The authoress seems to have felt the force of this, for in xiii. 416-419 she makes Ulysses remonstrate with Minerva in this very sense, and ask:—

"Why did you not tell him, for you know all about it? Did you want him, too, to go sailing about amid all kinds of hardships when others were eating up his estate?"

Minerva answered, "Do not trouble yourself about him. I sent him that he might be well spoken about for having gone. He is in no sort of difficulty, but is staying comfortably with Menelaus, and is surrounded with abundance of every kind. The suitors have put out to sea and are on the watch for him, for they mean to kill him before he can got home. I do not much think they will succeed, but rather that some of those who are now eating up your estate will first find a grave themselves."
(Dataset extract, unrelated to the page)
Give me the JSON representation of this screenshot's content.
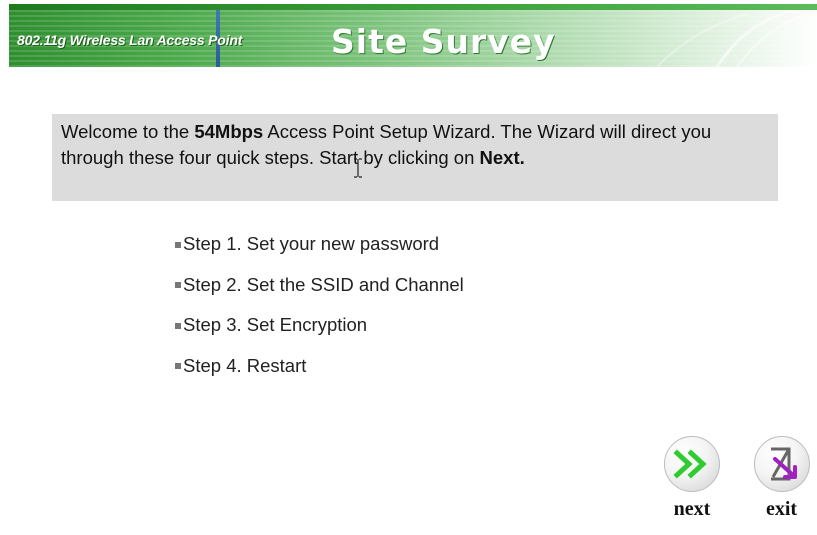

What she ought to have said was:—

"You stupid man, can you not understand that my poetess had set her heart on bringing Helen of Troy into her poem, and could not see her way to this without sending Telemachus to Sparta? I assure you that as soon as ever he had interviewed Helen and Menelaus, I took—or will take, for my poetess's chronology puzzles my poor head dreadfully—stops to bring him back at once."

At the end of Book iv. Penelope shows a like tendency to complain of the manner in which she is kept in the dark about information that might easily have been vouchsafed to her.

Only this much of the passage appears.